On Fri, Jan 3, 2014 at 12:26 PM, Roy Marples <[email protected]> wrote:
> On 03/01/2014 16:41, Lluís Batlle i Rossell wrote:
>
>> On Fri, Jan 03, 2014 at 04:36:26PM +0000, Roy Marples wrote:
>>
>
> Can fossil create an archive (tarball, zip file, etc) from a given
>>> artifact id WITHOUT using the web interface?

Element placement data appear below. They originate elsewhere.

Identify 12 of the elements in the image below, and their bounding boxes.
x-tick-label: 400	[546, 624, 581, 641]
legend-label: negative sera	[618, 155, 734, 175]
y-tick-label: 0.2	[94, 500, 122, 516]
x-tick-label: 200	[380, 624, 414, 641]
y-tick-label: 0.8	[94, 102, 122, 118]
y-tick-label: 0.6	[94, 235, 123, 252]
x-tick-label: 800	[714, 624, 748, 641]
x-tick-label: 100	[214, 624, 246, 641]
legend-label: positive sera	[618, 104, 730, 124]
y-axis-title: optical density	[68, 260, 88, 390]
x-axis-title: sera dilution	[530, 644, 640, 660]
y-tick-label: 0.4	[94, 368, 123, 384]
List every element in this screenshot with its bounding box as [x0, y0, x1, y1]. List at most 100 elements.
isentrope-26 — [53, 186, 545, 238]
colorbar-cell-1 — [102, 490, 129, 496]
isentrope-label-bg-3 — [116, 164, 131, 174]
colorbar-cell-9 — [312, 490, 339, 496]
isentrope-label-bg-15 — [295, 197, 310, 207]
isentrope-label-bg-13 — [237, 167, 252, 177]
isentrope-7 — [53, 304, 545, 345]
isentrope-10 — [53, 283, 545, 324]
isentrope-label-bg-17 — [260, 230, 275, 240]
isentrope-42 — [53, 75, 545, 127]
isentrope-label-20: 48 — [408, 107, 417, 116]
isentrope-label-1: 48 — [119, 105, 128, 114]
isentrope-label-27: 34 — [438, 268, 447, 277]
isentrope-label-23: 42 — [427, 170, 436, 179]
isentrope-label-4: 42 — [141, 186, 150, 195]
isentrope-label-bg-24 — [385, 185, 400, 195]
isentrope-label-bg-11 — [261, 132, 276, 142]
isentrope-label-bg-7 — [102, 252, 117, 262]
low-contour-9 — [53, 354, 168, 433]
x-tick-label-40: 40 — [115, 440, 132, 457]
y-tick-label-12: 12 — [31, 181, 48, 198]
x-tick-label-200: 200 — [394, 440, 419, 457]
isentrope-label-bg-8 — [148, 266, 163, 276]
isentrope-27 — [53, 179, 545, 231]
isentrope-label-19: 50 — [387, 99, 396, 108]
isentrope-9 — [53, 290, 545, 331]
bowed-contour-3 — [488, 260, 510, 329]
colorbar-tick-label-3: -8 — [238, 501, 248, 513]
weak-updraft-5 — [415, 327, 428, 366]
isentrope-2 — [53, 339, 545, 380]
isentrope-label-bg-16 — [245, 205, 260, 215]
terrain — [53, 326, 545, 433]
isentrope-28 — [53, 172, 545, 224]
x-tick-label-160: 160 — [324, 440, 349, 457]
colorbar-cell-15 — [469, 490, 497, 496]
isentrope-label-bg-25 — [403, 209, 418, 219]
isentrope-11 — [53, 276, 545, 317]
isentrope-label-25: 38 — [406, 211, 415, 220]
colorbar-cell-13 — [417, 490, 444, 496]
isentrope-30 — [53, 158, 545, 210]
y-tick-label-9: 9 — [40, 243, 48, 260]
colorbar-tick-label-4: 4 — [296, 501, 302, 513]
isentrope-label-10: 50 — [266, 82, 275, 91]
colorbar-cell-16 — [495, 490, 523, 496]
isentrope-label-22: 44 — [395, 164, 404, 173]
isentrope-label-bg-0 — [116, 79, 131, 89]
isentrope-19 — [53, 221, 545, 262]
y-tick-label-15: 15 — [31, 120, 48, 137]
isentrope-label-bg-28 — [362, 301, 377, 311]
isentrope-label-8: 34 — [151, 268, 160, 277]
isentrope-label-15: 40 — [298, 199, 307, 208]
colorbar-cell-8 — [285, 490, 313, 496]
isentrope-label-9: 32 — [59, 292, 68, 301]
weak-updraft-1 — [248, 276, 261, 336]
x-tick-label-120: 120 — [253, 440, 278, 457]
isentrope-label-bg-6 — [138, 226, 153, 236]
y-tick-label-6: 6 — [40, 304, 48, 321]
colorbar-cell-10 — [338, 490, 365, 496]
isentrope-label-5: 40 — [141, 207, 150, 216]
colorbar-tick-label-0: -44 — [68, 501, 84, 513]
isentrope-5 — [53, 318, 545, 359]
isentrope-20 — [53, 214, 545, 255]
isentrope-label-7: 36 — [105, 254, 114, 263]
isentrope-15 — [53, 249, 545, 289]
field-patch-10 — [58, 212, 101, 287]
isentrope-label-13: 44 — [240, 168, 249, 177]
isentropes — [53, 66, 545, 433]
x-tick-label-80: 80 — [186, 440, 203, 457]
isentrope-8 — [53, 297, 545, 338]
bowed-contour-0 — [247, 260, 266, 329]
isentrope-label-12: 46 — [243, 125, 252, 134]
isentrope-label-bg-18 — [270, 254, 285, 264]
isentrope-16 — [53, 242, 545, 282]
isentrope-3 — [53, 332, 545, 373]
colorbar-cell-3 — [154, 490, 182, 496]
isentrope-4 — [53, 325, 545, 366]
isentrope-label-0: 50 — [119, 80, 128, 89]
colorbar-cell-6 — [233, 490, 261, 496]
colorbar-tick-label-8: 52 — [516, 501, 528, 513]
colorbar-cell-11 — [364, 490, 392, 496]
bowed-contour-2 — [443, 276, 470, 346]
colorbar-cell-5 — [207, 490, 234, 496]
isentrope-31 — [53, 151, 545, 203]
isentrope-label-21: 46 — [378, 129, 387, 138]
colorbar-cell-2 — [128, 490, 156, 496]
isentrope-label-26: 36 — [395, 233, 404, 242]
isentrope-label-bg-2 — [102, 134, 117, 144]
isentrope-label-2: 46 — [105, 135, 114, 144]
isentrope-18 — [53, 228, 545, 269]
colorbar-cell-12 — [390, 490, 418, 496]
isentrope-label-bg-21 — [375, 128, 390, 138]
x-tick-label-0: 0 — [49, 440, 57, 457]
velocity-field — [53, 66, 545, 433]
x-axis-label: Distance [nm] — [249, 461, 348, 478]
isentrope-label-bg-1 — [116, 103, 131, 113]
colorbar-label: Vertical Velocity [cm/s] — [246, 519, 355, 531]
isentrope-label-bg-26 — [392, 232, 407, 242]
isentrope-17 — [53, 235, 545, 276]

>>> Something like this is what I need:
>>> $ fossil archive ?ID | bzip2 > distribution-version.tar.bz2
>>>
>>
>> Hi,
>>
>> fossil tarball.
>>
>
> This works well, thanks.
> To use an alternate compression I can simply gunzip | bzip2 as this
> Makefile snippet shows
>
> FOSSILID?= current
>
> dist:
> fossil tarball --name ${DISTPREFIX} ${FOSSILID} ${DISTFILEGZ}
> gunzip -c ${DISTFILEGZ} | bzip2 >${DISTFILE}
> rm ${DISTFILEGZ}
>
Two comments, reading the documentation from
http://fossil-scm.org/index.html/help?cmd=tarball :
(1) It would be nice if fossil tarball could write to stdout as well as to
a specified output file; this way, the creation of $(DISTFILEGZ) as an
explicit temporary file could be avoided. (I'm pretty sure gunzip provides
for accepting input from stdin as well as from an explicit file.)
Not having looked at the code or used fossil, I'm not sure if it would be
safe to gave fossil tarball behave this way if the value for OUTPUTFILE was
simply ommitted, or if you would have to specify that a flag (say
--to-stdout perhaps) must be specified if OUTPUTFILE was missing (this, to
avoid breaking existing scripts).
(2) It would be nice if fossil tarball could either (a) output a file only
in .tar format, either in addition to or instead of (tho this latter change
would be backwards incompatible) the existing specified *presumably*
.tar.gz format behavior, and/or (b) if you could specify a compression file
format to be used (for instance, .gz, .bzip2, .7z, etc) and perhaps in some
cases a compression level (some file formats offer multiple compression
levels along a range of "fastest and least compressive" to "slowest and
most compressive").
If you could output in only .tar format, then the use of gunzip could be
avoided. (And if you could output in only .tar format *and* output to
stdout, then you could pipe fossil tarball to bzip2 and avoid the creation
of an explicit temporary file.)
If you could output directly to a specified compression file format, then
the use of bzip2 could be avoided as well; fossil tarball could do it all
itself.
I note that some of these suggestions (2b at a minimum) are obviously
less-traditionally-Unix-natured. However, they'd probably be seen as
desirable by users (or at least less programmer-type users) of other
platforms (e.g. MS Windows, Mac OS/X) where I believe the use of a command
line, etc is far less ingrained.
Thanks for your time. Hope this is of some use, interest.